Is it possible to use 1 aws glue to load a list of tables?

Inside AWS Glue - can we write logic to update or insert data in snowflake based on csv files ?

Please advice and share any sample code /solutions if any.

Thanks, Jo

3
I know you are asking for Glue specifically but like someone else pointed out, you can use other tools that aren't so intensive. I would look into Snowflake's Snowpipe service. Basically you will need to set up a notification in S3 then some additional setup in Snowflake then Snowflake will auto-ingest new records from S3 without any jobs you need to maintain: docs.snowflake.com/en/user-guide/…Brock

3 Answers

0
votes

First of all, if you do not need Spark to process/transform data in your CSV files, using Snowflake COPY command would be a better option. At the end, AWS Glue (Spark) will also upload the files on an internal stage and use COPY command to insert data to Snowflake database.
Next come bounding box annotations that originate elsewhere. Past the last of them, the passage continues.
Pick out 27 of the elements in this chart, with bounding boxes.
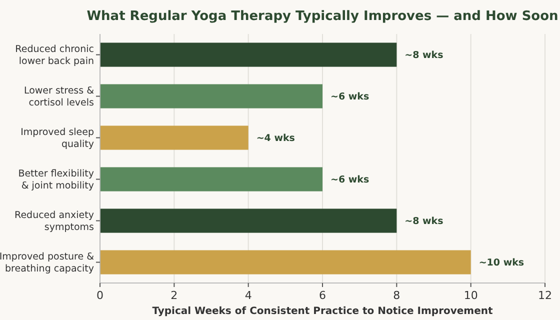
data-label: ~6 wks [330, 92, 370, 103]
data-label: ~8 wks [404, 50, 444, 62]
bar [100, 250, 471, 274]
data-label: ~8 wks [404, 216, 444, 228]
bar [100, 208, 397, 233]
y-tick-label: Reduced chronic lower back pain [15, 44, 94, 68]
bar [100, 42, 397, 67]
bar [100, 167, 322, 192]
x-tick-label: 2 [170, 289, 178, 302]
y-tick-label: Improved sleep quality [20, 127, 94, 150]
chart-title: What Regular Yoga Therapy Typically Improves — and How Soon [86, 9, 558, 24]
x-tick-label: 12 [538, 289, 552, 302]
y-tick-label: Reduced anxiety symptoms [14, 210, 94, 234]
x-tick-label: 0 [96, 289, 104, 302]
x-tick-label: 8 [393, 289, 400, 302]
data-label: ~10 wks [478, 258, 524, 269]
x-tick-label: 4 [244, 289, 252, 302]
bar [100, 126, 248, 150]
y-tick-label: Lower stress & cortisol levels [24, 86, 95, 109]
data-label: ~6 wks [330, 174, 370, 186]
y-tick-label: Better flexibility & joint mobility [18, 168, 94, 192]
x-tick-label: 10 [464, 289, 478, 302]
x-axis-title: Typical Weeks of Consistent Practice to Notice Improvement [152, 306, 493, 317]
x-tick-label: 6 [319, 289, 326, 302]
y-tick-label: Improved posture & breathing capacity [0, 252, 95, 275]
bar [100, 84, 322, 108]
data-label: ~4 wks [256, 133, 296, 144]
For using COPY command to load data, please check:

https://docs.snowflake.com/en/sql-reference/sql/copy-into-table.html

https://docs.snowflake.com/en/user-guide/data-load-external-tutorial.html

About your questions:

Is it possible to use 1 aws glue to load a list of tables?

Yes, it's possible to use 1 AWS Glue job to load multiple tables. AWS Glue is a flexible tool that you can write your custom Spark code. On the other hand, for simplicity, I recommend you to use 1 job for 1 table.
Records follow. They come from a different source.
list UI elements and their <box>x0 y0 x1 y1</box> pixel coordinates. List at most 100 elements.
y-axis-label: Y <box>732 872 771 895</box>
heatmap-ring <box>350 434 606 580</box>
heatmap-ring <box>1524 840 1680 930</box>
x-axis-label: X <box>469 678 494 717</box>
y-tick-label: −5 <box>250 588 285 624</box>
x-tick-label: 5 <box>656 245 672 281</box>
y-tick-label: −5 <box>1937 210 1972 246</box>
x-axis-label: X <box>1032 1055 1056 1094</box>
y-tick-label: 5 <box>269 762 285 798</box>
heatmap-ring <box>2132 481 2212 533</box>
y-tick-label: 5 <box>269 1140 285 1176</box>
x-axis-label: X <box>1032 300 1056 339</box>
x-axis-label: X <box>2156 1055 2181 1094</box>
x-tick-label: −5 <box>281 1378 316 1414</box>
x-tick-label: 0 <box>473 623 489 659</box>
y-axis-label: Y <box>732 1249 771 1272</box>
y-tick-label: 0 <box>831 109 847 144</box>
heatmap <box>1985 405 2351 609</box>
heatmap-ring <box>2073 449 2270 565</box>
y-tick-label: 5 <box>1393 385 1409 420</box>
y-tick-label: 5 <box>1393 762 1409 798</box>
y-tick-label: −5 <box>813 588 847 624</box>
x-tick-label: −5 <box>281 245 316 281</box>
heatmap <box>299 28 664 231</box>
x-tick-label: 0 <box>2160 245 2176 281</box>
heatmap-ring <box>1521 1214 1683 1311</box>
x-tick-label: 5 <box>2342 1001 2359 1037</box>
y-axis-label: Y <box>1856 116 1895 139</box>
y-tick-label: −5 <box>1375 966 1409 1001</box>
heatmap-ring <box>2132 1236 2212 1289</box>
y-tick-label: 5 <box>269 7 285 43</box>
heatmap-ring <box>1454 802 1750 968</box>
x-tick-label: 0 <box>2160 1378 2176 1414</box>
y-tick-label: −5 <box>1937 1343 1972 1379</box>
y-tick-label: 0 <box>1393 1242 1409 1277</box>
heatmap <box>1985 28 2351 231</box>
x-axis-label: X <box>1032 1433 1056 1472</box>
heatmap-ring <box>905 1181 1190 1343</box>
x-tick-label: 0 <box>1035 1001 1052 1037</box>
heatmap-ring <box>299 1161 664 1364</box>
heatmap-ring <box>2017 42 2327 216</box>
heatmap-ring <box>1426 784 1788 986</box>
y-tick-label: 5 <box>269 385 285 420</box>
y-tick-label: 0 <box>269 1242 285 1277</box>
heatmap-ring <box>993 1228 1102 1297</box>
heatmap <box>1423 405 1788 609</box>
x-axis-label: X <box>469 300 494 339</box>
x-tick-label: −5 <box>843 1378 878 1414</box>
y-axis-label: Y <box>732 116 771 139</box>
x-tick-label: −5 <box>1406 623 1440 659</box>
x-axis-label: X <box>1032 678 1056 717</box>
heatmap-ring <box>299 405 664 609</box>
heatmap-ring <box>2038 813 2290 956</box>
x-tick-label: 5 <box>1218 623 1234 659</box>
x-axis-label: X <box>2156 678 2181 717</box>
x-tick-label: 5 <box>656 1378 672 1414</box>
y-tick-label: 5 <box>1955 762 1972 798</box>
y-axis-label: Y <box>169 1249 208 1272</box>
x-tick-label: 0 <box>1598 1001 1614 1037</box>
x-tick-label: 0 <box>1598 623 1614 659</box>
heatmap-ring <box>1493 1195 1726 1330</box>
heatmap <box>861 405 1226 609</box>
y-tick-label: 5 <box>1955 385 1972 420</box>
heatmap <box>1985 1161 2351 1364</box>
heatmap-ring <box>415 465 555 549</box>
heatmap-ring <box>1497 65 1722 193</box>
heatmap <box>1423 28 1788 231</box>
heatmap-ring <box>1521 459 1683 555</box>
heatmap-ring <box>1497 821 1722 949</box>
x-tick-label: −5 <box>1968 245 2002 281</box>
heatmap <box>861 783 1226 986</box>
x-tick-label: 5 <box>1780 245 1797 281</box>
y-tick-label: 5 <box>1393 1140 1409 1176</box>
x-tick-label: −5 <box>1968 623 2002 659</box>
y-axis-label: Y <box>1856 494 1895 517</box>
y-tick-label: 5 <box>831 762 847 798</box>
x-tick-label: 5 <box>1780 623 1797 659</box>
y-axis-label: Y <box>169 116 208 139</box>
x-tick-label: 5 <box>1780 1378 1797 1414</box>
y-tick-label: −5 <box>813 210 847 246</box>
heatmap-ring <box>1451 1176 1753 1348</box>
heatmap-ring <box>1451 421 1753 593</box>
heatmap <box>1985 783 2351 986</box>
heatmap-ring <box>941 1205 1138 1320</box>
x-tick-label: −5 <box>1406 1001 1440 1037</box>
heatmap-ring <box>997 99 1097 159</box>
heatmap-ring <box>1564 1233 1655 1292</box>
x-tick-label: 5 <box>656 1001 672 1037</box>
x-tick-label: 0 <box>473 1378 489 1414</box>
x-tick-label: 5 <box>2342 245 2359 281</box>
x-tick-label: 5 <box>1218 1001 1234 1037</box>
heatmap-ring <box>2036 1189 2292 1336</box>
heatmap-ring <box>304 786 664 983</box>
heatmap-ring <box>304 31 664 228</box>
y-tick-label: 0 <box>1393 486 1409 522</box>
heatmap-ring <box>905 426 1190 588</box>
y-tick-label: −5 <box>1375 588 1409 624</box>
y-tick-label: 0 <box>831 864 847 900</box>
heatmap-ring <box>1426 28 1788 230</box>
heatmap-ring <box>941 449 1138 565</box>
Inside AWS Glue - can we write logic to update or insert data in snowflake based on csv files ?

Yes you can, but Spark is designed to process bulk data and Snowflake is a data warehouse. Updating or inserting single rows will be inefficient for both Spark and Snowflake. For running DMLs check:

https://docs.snowflake.com/en/user-guide/spark-connector-use.html#executing-ddl-dml-sql-statements

0
votes

There is a simple process to load data in to tables in snowflake. Please refer to below video .

https://www.youtube.com/watch?v=KslOVvXy1R4&feature=youtu.be

SELECT t.$1 as MONTH_NUM,T.$2 AS MONTH_NAME from @mys3stage (file_format=>'myfileformat')
t; (edited) 
0
votes

As a matter of first importance, on the off chance that you needn't bother with Spark to process/change data in your CSV records, utilizing Snowflake COPY order would be a superior alternative. Toward the end, AWS Glue (Spark) will likewise transfer the records on an inner stage and use COPY order to embed data to Snowflake database.

About your inquiries: Is it possible to use 1 aws glue to load a list of tables?

Indeed, it's conceivable to utilize 1 AWS Glue employment to stack different tables. AWS Glue is an adaptable instrument that you can compose your custom Spark code. Then again, for effortlessness, I prescribe you to utilize 1 occupation for 1 table.

Inside AWS Glue - can we write logic to update or insert data in snowflake based on csv files ?

Truly you can, however Spark is intended to process mass data and Snowflake is a data warehouse. Refreshing or embeddings single lines will be wasteful for both Spark and Snowflake.